With around 10,300 private residential units expected to enter the property market, oversupply will likely remain a key concern as vacancy rates move up over the remaining half of 2013.
According to a report from wealth management firm Religare, new project completions will consistently rise annually with over 19,000 units set for completion in 2014 to 2015. As such, vacancies are expected to “climb to 7.4 percent by end-2013 and 8.1 percent by end-2014; leading rents and prices to potentially fall with each passing year”.
Property prices increased by 1.0 percent quarter-on-quarter in Q2 2013 compared to a rise of 0.6 percent in Q1. Most of the growth was attributed to the mass market segment which posted a 3.8 percent increase, while mid-end homes rose by 0.2 percent and the high-end segment dipped 0.2 percent.

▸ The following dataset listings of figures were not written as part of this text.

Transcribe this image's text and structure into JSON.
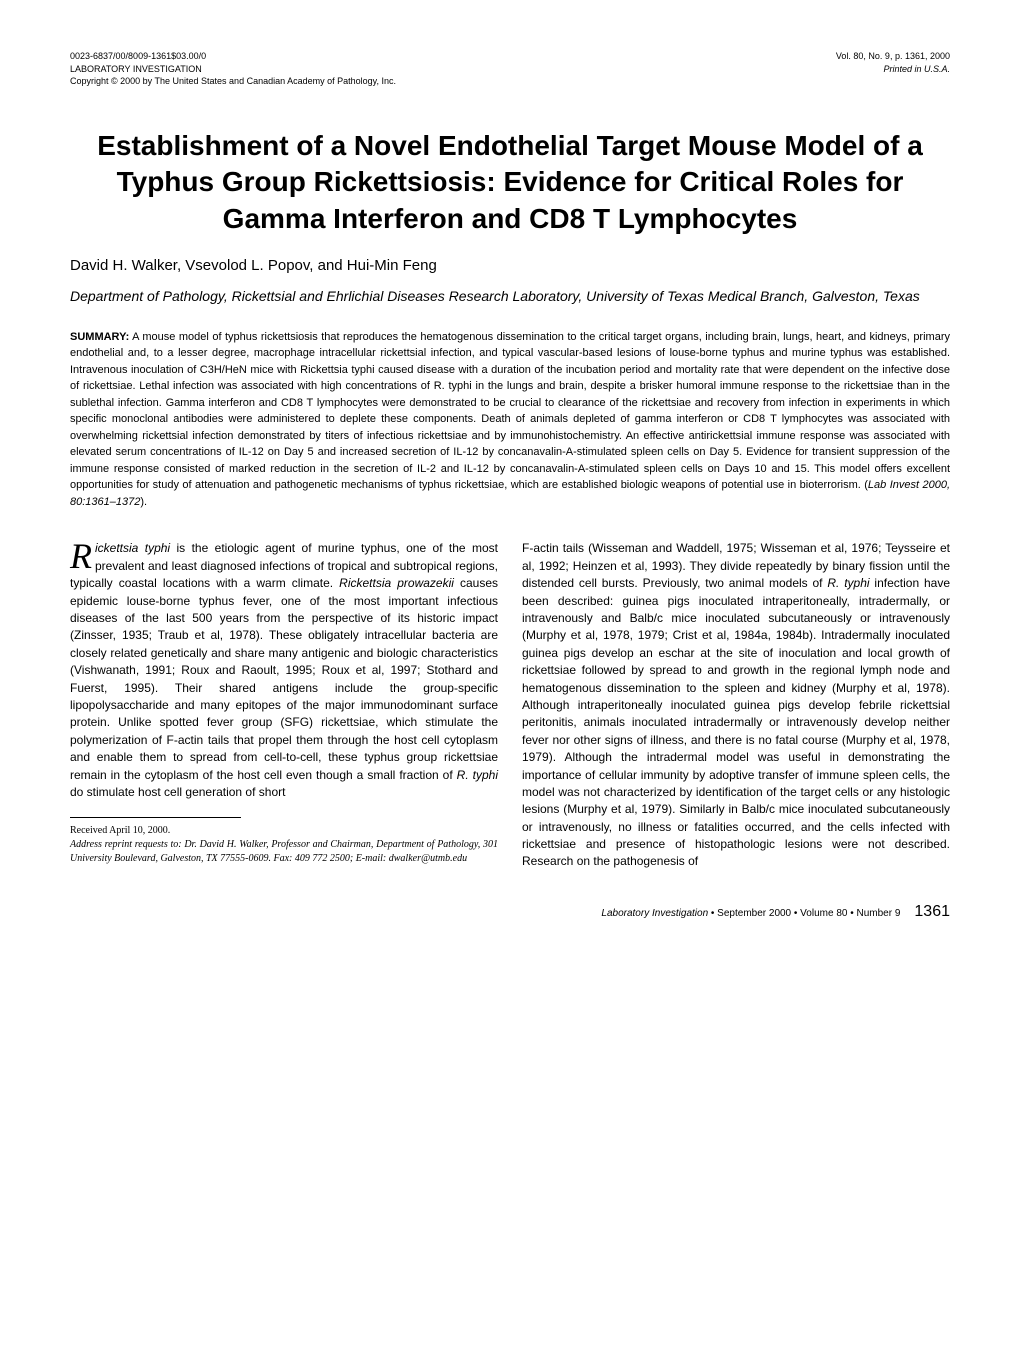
{
  "header": {
    "left_line1": "0023-6837/00/8009-1361$03.00/0",
    "left_line2": "LABORATORY INVESTIGATION",
    "left_line3": "Copyright © 2000 by The United States and Canadian Academy of Pathology, Inc.",
    "right_line1": "Vol. 80, No. 9, p. 1361, 2000",
    "right_line2": "Printed in U.S.A."
  },
  "title": "Establishment of a Novel Endothelial Target Mouse Model of a Typhus Group Rickettsiosis: Evidence for Critical Roles for Gamma Interferon and CD8 T Lymphocytes",
  "authors": "David H. Walker, Vsevolod L. Popov, and Hui-Min Feng",
  "affiliation": "Department of Pathology, Rickettsial and Ehrlichial Diseases Research Laboratory, University of Texas Medical Branch, Galveston, Texas",
  "summary": {
    "label": "SUMMARY:",
    "text": " A mouse model of typhus rickettsiosis that reproduces the hematogenous dissemination to the critical target organs, including brain, lungs, heart, and kidneys, primary endothelial and, to a lesser degree, macrophage intracellular rickettsial infection, and typical vascular-based lesions of louse-borne typhus and murine typhus was established. Intravenous inoculation of C3H/HeN mice with Rickettsia typhi caused disease with a duration of the incubation period and mortality rate that were dependent on the infective dose of rickettsiae. Lethal infection was associated with high concentrations of R. typhi in the lungs and brain, despite a brisker humoral immune response to the rickettsiae than in the sublethal infection. Gamma interferon and CD8 T lymphocytes were demonstrated to be crucial to clearance of the rickettsiae and recovery from infection in experiments in which specific monoclonal antibodies were administered to deplete these components. Death of animals depleted of gamma interferon or CD8 T lymphocytes was associated with overwhelming rickettsial infection demonstrated by titers of infectious rickettsiae and by immunohistochemistry. An effective antirickettsial immune response was associated with elevated serum concentrations of IL-12 on Day 5 and increased secretion of IL-12 by concanavalin-A-stimulated spleen cells on Day 5. Evidence for transient suppression of the immune response consisted of marked reduction in the secretion of IL-2 and IL-12 by concanavalin-A-stimulated spleen cells on Days 10 and 15. This model offers excellent opportunities for study of attenuation and pathogenetic mechanisms of typhus rickettsiae, which are established biologic weapons of potential use in bioterrorism. (",
    "citation": "Lab Invest 2000, 80:1361–1372",
    "close": ")."
  },
  "body": {
    "col1_a": "ickettsia typhi",
    "col1_b": " is the etiologic agent of murine typhus, one of the most prevalent and least diagnosed infections of tropical and subtropical regions, typically coastal locations with a warm climate. ",
    "col1_c": "Rickettsia prowazekii",
    "col1_d": " causes epidemic louse-borne typhus fever, one of the most important infectious diseases of the last 500 years from the perspective of its historic impact (Zinsser, 1935; Traub et al, 1978). These obligately intracellular bacteria are closely related genetically and share many antigenic and biologic characteristics (Vishwanath, 1991; Roux and Raoult, 1995; Roux et al, 1997; Stothard and Fuerst, 1995). Their shared antigens include the group-specific lipopolysaccharide and many epitopes of the major immunodominant surface protein. Unlike spotted fever group (SFG) rickettsiae, which stimulate the polymerization of F-actin tails that propel them through the host cell cytoplasm and enable them to spread from cell-to-cell, these typhus group rickettsiae remain in the cytoplasm of the host cell even though a small fraction of ",
    "col1_e": "R. typhi",
    "col1_f": " do stimulate host cell generation of short",
    "col2_a": "F-actin tails (Wisseman and Waddell, 1975; Wisseman et al, 1976; Teysseire et al, 1992; Heinzen et al, 1993). They divide repeatedly by binary fission until the distended cell bursts. Previously, two animal models of ",
    "col2_b": "R. typhi",
    "col2_c": " infection have been described: guinea pigs inoculated intraperitoneally, intradermally, or intravenously and Balb/c mice inoculated subcutaneously or intravenously (Murphy et al, 1978, 1979; Crist et al, 1984a, 1984b). Intradermally inoculated guinea pigs develop an eschar at the site of inoculation and local growth of rickettsiae followed by spread to and growth in the regional lymph node and hematogenous dissemination to the spleen and kidney (Murphy et al, 1978). Although intraperitoneally inoculated guinea pigs develop febrile rickettsial peritonitis, animals inoculated intradermally or intravenously develop neither fever nor other signs of illness, and there is no fatal course (Murphy et al, 1978, 1979). Although the intradermal model was useful in demonstrating the importance of cellular immunity by adoptive transfer of immune spleen cells, the model was not characterized by identification of the target cells or any histologic lesions (Murphy et al, 1979). Similarly in Balb/c mice inoculated subcutaneously or intravenously, no illness or fatalities occurred, and the cells infected with rickettsiae and presence of histopathologic lesions were not described. Research on the pathogenesis of"
  },
  "footnote": {
    "received": "Received April 10, 2000.",
    "address_label": "Address reprint requests to: Dr. David H. Walker, Professor and Chairman, Department of Pathology, 301 University Boulevard, Galveston, TX 77555-0609. Fax: 409 772 2500; E-mail: dwalker@utmb.edu"
  },
  "footer": {
    "journal": "Laboratory Investigation",
    "issue": " • September 2000 • Volume 80 • Number 9",
    "page": "1361"
  }
}
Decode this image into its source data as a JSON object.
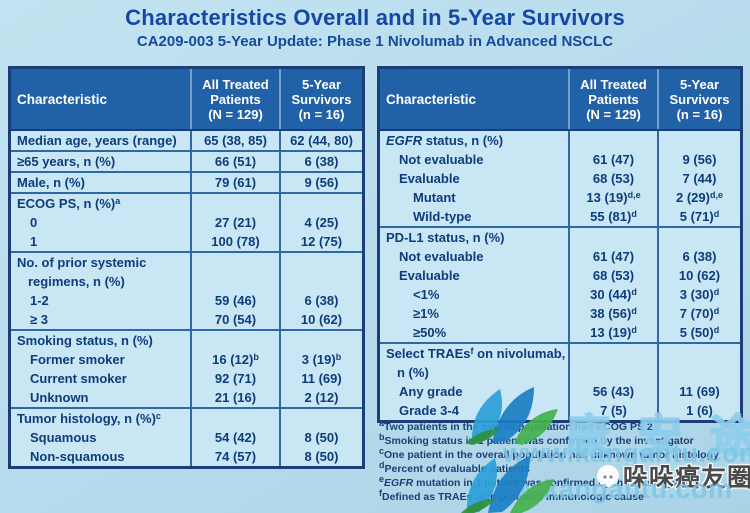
{
  "slide": {
    "title": "Characteristics Overall and in 5-Year Survivors",
    "subtitle": "CA209-003 5-Year Update: Phase 1 Nivolumab in Advanced NSCLC"
  },
  "colors": {
    "background": "#b6dbec",
    "table_header_bg": "#2161a8",
    "table_body_bg": "#c8e6f3",
    "table_border": "#1c3e78",
    "text_navy": "#0e3c7c",
    "title_blue": "#1547a5",
    "watermark_blue": "#7dc6e4"
  },
  "tables": {
    "left": {
      "headers": [
        "Characteristic",
        [
          "All Treated",
          "Patients",
          "(N = 129)"
        ],
        [
          "5-Year",
          "Survivors",
          "(n = 16)"
        ]
      ],
      "rows": [
        {
          "label": "Median age, years (range)",
          "indent": 0,
          "sep": false,
          "v1": "65 (38, 85)",
          "v2": "62 (44, 80)"
        },
        {
          "label": "≥65 years, n (%)",
          "indent": 0,
          "sep": true,
          "v1": "66 (51)",
          "v2": "6 (38)"
        },
        {
          "label": "Male, n (%)",
          "indent": 0,
          "sep": true,
          "v1": "79 (61)",
          "v2": "9 (56)"
        },
        {
          "label": "ECOG PS, n (%)^a^",
          "indent": 0,
          "sep": true,
          "v1": "",
          "v2": ""
        },
        {
          "label": "0",
          "indent": 1,
          "sep": false,
          "v1": "27 (21)",
          "v2": "4 (25)"
        },
        {
          "label": "1",
          "indent": 1,
          "sep": false,
          "v1": "100 (78)",
          "v2": "12 (75)"
        },
        {
          "label": "No. of prior systemic regimens, n (%)",
          "indent": 0,
          "hang": true,
          "sep": true,
          "v1": "",
          "v2": ""
        },
        {
          "label": "1-2",
          "indent": 1,
          "sep": false,
          "v1": "59 (46)",
          "v2": "6 (38)"
        },
        {
          "label": "≥ 3",
          "indent": 1,
          "sep": false,
          "v1": "70 (54)",
          "v2": "10 (62)"
        },
        {
          "label": "Smoking status, n (%)",
          "indent": 0,
          "sep": true,
          "v1": "",
          "v2": ""
        },
        {
          "label": "Former smoker",
          "indent": 1,
          "sep": false,
          "v1": "16 (12)^b^",
          "v2": "3 (19)^b^"
        },
        {
          "label": "Current smoker",
          "indent": 1,
          "sep": false,
          "v1": "92 (71)",
          "v2": "11 (69)"
        },
        {
          "label": "Unknown",
          "indent": 1,
          "sep": false,
          "v1": "21 (16)",
          "v2": "2 (12)"
        },
        {
          "label": "Tumor histology, n (%)^c^",
          "indent": 0,
          "sep": true,
          "v1": "",
          "v2": ""
        },
        {
          "label": "Squamous",
          "indent": 1,
          "sep": false,
          "v1": "54 (42)",
          "v2": "8 (50)"
        },
        {
          "label": "Non-squamous",
          "indent": 1,
          "sep": false,
          "v1": "74 (57)",
          "v2": "8 (50)"
        }
      ]
    },
    "right": {
      "headers": [
        "Characteristic",
        [
          "All Treated",
          "Patients",
          "(N = 129)"
        ],
        [
          "5-Year",
          "Survivors",
          "(n = 16)"
        ]
      ],
      "rows": [
        {
          "label": "~EGFR~ status, n (%)",
          "indent": 0,
          "sep": false,
          "v1": "",
          "v2": ""
        },
        {
          "label": "Not evaluable",
          "indent": 1,
          "sep": false,
          "v1": "61 (47)",
          "v2": "9 (56)"
        },
        {
          "label": "Evaluable",
          "indent": 1,
          "sep": false,
          "v1": "68 (53)",
          "v2": "7 (44)"
        },
        {
          "label": "Mutant",
          "indent": 2,
          "sep": false,
          "v1": "13 (19)^d,e^",
          "v2": "2 (29)^d,e^"
        },
        {
          "label": "Wild-type",
          "indent": 2,
          "sep": false,
          "v1": "55 (81)^d^",
          "v2": "5 (71)^d^"
        },
        {
          "label": "PD-L1 status, n (%)",
          "indent": 0,
          "sep": true,
          "v1": "",
          "v2": ""
        },
        {
          "label": "Not evaluable",
          "indent": 1,
          "sep": false,
          "v1": "61 (47)",
          "v2": "6 (38)"
        },
        {
          "label": "Evaluable",
          "indent": 1,
          "sep": false,
          "v1": "68 (53)",
          "v2": "10 (62)"
        },
        {
          "label": "<1%",
          "indent": 2,
          "sep": false,
          "v1": "30 (44)^d^",
          "v2": "3 (30)^d^"
        },
        {
          "label": "≥1%",
          "indent": 2,
          "sep": false,
          "v1": "38 (56)^d^",
          "v2": "7 (70)^d^"
        },
        {
          "label": "≥50%",
          "indent": 2,
          "sep": false,
          "v1": "13 (19)^d^",
          "v2": "5 (50)^d^"
        },
        {
          "label": "Select TRAEs^f^ on nivolumab, n (%)",
          "indent": 0,
          "hang": true,
          "sep": true,
          "v1": "",
          "v2": ""
        },
        {
          "label": "Any grade",
          "indent": 1,
          "sep": false,
          "v1": "56 (43)",
          "v2": "11 (69)"
        },
        {
          "label": "Grade 3-4",
          "indent": 1,
          "sep": false,
          "v1": "7 (5)",
          "v2": "1 (6)"
        }
      ]
    }
  },
  "footnotes": [
    "^a^Two patients in the overall population had ECOG PS 2",
    "^b^Smoking status in 1 patient was confirmed by the investigator",
    "^c^One patient in the overall population had unknown tumor histology",
    "^d^Percent of evaluable patients",
    "^e^~EGFR~ mutation in 1 patient was confirmed by the investigator",
    "^f^Defined as TRAEs with potential immunologic cause"
  ],
  "watermark": {
    "site_url_1": "www.kangantu.com",
    "site_url_2": "www.kangantu.com",
    "brand_name": "康安途",
    "badge_text": "哚哚癌友圈"
  }
}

Meanwhile, rentals of private homes were up 0.3 percent compared to 0.8 percent in the previous quarter.
According to the Monetary Authority of Singapore (MAS), approximately 70 percent of outstanding mortgages are for owner-occupied homes. This reflects a high level of investment demand for private homes.
“With looming supply and the threat of higher interest rates, we continue to avoid Singapore developers. In 2013, we continue to expect home prices to remain flattish with negative downside risks (if prices move up – government could act; the OCR +5.2 percent YTD price rise is concerning, in our view),” the report added.